SOBRE EL CANON LITERARIO

 Imagen: Hernán Piñera (licencia CC BY-SA 2.0)

Imagen: Hernán Piñera (licencia CC BY-SA 2.0)

Hay grandes palabras que no terminan de encajar en las categorías que creamos para ellas, como el concepto de libertad, que puede ser un derecho civil, un modo de pensar o un voto; o la política, que se entiende como referendos, debates o acciones cotidianas que todos hacemos.

 

La literatura es una de esas grandes palabras. Podemos pensar que la literatura, por su existencia física, se ha de ajustar mejor a una explicación por casillas, y así se ha entendido durante mucho tiempo (extensión; género; época, etc.). De cuando en cuando, surgen grandes escritores que, no sé sabe bien cómo, trascienden (más aún) todo eso. El hombre racional, que no puede dejar margen de error al contar la lluvia, necesita catalogar también a estos seres, y crea un canon.

 

El canon ejemplifica el arte de una cultura a través de autores y obras. En ese sentido, tiene una gran carga pedagógica, y en el fondo ese es el objetivo: cultivar. ¿Qué sería de los libros de texto sin estos catálogos? ¿Quién en su sano juicio expondría sin ton ni son una lista innúmera de señores y lo daría a estudiar a los alumnos?

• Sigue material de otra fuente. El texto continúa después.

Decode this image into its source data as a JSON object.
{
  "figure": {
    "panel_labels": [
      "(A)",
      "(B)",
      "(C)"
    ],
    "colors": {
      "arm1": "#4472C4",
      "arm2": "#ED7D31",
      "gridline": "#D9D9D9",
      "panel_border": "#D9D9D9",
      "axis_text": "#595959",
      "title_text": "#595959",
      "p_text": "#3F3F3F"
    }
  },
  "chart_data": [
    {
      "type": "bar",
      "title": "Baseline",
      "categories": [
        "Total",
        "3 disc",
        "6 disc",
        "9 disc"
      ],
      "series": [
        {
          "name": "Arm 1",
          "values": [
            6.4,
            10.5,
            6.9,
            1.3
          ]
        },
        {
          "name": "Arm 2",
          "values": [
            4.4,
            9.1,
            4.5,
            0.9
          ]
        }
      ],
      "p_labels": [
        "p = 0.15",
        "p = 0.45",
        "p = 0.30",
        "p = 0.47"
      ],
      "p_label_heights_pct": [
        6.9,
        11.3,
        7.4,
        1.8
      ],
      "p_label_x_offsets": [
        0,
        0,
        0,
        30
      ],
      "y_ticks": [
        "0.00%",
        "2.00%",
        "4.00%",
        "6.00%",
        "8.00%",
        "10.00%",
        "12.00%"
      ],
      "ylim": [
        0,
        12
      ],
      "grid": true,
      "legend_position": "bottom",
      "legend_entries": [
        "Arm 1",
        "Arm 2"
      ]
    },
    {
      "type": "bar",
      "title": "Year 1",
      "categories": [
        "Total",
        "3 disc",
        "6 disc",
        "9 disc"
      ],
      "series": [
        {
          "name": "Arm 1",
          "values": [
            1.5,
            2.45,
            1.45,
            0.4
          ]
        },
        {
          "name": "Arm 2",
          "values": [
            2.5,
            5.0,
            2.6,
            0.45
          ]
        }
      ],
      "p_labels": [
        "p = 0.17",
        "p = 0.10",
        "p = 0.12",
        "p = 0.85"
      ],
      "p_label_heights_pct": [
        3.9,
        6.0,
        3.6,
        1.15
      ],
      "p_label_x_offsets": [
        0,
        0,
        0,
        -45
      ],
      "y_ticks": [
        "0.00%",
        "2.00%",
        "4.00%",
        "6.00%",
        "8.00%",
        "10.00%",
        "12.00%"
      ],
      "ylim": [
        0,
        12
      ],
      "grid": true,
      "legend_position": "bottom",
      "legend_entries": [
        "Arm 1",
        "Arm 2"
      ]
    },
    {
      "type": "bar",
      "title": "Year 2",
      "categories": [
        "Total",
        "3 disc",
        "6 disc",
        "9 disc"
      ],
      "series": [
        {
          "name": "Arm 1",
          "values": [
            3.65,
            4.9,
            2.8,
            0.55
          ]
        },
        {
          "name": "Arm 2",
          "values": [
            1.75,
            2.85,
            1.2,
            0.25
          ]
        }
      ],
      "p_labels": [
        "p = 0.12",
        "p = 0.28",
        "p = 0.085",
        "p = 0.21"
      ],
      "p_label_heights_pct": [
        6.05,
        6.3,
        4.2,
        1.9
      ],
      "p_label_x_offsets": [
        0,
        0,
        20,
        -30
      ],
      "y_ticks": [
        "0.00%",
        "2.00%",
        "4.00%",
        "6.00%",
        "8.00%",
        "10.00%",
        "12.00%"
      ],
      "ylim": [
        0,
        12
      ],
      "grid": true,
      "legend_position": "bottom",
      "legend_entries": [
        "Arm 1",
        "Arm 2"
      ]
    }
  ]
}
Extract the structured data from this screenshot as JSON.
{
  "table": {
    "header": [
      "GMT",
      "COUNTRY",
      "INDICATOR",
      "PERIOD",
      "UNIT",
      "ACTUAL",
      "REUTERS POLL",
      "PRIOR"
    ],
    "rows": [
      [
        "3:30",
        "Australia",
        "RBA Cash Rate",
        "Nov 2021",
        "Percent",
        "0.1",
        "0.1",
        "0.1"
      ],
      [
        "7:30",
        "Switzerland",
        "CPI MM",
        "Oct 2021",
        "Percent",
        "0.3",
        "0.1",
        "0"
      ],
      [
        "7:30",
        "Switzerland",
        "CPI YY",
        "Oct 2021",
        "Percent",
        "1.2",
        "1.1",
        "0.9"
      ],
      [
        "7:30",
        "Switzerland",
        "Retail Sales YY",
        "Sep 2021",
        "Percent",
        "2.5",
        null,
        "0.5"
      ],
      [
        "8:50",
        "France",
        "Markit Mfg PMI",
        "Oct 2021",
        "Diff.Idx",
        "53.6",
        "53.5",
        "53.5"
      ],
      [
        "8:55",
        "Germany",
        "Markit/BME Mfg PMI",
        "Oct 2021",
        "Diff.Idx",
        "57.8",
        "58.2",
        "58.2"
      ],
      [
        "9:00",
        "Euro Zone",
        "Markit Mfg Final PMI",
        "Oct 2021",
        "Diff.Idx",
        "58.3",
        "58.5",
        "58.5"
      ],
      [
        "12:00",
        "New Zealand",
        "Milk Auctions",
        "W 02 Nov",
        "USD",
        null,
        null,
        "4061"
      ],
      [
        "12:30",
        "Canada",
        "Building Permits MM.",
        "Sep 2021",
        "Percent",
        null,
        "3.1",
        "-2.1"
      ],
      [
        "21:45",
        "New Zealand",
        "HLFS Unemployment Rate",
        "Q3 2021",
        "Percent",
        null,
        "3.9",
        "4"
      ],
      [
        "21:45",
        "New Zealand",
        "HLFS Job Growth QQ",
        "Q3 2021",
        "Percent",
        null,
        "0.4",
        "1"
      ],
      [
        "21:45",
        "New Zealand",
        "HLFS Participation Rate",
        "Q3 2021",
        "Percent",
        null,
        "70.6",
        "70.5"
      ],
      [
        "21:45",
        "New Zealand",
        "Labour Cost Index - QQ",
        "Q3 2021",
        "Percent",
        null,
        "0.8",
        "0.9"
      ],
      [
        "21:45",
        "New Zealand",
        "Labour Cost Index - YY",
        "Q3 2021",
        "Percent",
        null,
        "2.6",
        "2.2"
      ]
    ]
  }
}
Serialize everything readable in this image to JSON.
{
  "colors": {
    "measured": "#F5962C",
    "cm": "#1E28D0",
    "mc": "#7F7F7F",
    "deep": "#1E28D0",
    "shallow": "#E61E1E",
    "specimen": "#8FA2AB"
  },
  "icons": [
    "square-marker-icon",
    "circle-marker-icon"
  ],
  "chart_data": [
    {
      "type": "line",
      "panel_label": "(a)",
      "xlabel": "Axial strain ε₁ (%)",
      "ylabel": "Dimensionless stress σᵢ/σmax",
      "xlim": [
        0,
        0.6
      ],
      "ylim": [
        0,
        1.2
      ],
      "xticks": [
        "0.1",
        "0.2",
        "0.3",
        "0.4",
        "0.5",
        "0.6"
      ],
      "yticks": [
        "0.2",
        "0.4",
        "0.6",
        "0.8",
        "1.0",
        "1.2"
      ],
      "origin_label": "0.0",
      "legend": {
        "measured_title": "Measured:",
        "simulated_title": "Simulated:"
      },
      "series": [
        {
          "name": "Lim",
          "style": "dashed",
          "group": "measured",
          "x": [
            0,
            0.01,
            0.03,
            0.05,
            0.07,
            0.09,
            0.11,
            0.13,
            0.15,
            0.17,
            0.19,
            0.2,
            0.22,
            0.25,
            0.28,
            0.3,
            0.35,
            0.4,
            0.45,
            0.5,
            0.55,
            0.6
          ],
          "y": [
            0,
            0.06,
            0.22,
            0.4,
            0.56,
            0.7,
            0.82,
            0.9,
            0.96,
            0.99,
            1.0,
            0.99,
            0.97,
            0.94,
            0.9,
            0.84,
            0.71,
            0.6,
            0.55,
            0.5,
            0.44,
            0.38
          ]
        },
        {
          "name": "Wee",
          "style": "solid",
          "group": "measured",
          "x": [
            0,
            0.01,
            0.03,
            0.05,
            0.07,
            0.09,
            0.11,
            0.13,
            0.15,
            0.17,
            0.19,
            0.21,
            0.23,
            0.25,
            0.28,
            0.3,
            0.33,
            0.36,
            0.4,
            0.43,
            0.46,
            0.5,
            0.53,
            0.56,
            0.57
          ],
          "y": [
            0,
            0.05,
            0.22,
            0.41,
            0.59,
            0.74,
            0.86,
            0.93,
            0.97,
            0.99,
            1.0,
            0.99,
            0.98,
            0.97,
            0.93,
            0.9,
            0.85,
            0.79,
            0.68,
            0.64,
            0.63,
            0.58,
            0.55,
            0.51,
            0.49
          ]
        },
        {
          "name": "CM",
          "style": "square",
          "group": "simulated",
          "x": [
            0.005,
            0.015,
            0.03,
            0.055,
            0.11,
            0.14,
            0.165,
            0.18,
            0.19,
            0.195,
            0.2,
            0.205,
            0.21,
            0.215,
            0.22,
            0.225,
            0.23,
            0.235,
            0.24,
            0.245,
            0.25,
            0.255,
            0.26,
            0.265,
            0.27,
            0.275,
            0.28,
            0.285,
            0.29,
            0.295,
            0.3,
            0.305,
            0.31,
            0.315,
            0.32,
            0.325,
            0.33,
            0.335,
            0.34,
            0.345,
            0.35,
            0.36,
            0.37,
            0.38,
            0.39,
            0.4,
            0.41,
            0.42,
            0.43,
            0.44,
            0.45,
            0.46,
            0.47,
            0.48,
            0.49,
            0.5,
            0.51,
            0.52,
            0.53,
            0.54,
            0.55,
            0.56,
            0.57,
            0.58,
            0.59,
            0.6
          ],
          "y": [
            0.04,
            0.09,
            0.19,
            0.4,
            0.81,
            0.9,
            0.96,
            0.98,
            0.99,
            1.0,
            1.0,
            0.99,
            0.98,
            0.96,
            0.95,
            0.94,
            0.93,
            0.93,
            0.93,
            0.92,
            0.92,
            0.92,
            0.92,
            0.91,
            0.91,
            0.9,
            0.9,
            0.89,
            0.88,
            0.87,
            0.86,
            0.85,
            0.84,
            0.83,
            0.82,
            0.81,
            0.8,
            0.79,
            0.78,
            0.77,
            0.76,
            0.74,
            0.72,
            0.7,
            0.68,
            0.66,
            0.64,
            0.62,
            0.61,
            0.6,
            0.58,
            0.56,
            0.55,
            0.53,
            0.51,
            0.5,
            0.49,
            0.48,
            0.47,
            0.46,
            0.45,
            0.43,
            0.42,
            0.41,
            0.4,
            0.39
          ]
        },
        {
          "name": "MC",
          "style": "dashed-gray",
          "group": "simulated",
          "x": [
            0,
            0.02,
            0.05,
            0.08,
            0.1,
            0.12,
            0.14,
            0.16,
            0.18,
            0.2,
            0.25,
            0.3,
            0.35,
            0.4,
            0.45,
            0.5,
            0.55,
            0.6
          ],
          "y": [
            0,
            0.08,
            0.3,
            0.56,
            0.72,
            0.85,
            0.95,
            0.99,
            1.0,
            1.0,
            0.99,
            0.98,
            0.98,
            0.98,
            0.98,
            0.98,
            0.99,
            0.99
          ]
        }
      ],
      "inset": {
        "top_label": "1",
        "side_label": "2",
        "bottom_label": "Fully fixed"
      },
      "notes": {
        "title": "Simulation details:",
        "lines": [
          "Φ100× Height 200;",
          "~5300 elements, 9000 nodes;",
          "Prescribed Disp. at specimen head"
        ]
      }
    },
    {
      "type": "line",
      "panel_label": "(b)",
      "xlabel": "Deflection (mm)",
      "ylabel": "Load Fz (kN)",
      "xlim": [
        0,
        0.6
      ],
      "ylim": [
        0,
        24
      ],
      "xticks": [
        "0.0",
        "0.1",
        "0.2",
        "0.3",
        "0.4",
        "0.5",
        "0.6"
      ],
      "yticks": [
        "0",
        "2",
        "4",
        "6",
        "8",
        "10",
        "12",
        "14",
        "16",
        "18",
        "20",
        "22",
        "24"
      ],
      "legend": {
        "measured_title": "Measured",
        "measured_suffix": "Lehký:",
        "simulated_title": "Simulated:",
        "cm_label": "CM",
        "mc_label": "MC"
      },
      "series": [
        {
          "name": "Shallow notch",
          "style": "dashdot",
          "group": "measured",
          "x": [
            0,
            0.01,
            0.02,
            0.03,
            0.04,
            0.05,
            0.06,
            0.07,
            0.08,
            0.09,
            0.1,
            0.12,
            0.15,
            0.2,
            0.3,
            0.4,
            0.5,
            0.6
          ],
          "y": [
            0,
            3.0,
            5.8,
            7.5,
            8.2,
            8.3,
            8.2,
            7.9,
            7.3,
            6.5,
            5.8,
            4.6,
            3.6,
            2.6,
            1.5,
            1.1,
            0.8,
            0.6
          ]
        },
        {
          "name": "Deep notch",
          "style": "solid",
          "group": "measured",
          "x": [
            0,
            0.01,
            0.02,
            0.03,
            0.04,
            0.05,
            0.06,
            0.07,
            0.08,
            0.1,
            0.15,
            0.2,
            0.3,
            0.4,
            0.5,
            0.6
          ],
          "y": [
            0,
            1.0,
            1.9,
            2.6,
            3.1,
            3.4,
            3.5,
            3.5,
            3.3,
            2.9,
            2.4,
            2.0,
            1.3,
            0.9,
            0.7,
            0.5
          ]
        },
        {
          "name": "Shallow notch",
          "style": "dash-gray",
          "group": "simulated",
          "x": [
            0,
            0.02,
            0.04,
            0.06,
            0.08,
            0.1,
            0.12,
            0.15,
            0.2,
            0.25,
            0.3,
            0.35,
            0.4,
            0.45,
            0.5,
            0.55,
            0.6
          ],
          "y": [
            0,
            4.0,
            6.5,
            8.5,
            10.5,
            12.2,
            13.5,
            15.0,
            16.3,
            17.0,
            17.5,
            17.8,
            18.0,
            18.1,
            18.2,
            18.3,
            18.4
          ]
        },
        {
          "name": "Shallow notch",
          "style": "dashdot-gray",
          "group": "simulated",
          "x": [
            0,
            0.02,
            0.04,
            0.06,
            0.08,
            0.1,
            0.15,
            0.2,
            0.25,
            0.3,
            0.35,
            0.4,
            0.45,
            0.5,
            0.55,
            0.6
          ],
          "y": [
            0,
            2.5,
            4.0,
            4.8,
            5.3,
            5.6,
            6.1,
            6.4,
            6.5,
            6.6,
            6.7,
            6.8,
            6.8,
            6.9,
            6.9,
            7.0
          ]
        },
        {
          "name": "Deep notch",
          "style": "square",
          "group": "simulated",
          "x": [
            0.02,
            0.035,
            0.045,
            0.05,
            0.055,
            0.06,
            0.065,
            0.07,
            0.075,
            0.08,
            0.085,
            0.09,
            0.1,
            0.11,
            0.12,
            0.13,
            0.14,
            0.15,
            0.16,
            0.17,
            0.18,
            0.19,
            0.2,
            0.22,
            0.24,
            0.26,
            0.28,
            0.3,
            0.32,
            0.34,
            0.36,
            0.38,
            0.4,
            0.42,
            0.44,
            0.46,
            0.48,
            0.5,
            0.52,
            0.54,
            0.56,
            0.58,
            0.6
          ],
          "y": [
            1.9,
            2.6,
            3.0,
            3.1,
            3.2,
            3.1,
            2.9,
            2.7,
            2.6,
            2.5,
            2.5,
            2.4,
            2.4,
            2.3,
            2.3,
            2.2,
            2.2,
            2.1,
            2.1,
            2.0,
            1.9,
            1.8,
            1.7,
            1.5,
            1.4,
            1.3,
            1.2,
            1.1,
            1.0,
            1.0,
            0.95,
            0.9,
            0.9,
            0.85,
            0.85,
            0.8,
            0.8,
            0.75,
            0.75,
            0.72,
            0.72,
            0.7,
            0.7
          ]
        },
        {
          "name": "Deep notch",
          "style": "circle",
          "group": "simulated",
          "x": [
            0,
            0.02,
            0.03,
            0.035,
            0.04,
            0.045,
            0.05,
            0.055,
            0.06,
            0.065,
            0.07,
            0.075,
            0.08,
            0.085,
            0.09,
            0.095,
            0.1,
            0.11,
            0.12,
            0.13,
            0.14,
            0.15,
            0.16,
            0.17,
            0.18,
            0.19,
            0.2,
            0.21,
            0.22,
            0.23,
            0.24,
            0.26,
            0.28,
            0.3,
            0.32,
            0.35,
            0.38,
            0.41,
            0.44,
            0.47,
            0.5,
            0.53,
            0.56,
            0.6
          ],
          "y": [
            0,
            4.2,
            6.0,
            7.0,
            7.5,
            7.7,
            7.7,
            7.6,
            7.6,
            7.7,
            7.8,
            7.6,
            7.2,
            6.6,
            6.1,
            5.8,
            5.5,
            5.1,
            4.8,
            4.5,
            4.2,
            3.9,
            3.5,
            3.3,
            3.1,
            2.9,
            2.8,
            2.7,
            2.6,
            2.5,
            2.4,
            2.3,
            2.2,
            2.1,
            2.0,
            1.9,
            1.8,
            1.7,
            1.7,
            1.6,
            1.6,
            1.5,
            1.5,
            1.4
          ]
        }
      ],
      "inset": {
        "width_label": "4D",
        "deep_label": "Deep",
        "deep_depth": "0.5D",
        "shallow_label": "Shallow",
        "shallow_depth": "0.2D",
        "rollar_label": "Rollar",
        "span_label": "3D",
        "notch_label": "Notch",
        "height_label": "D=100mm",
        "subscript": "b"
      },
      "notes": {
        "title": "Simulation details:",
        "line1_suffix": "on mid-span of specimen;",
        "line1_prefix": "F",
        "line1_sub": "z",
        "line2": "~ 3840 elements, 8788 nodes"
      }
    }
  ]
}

El canon debe ser elitista, y por eso mismo, censor; y por eso mismo, fragmentario. Un canonista no debe salir de la vereda de oro que otros han abierto en el campo para él. Se puede decir sin generar mucho escándalo que más de uno se sentiría ofendido por solo mirar la hierba que rodea el camino.

 

Parece que el canon es otra de esas grandes palabras, porque no hay un modo único donde hablar de ella y explicarla. O quizá, aunque sea un quizá pequeño, el canon y cualquier otro modo de aprender, comprender y transmitir la realidad en cajas desconectadas entre sí sea un error. Que tal vez lo importante es leer a los clásicos o a los universales o a los contemporáneos porque te apetece, y no por deber. A lo mejor, una escritora olvidada te aporta más que un escritor canonizado, o te enseña y divierte más un autor de la llamada cuarta fila, o un usuario de redes sociales difunde su primer libro, te pica la curiosidad y resulta que te encanta, y descubres que el único canon válido para ti es el que creas tú leyendo. Qué disparate, ¿eh?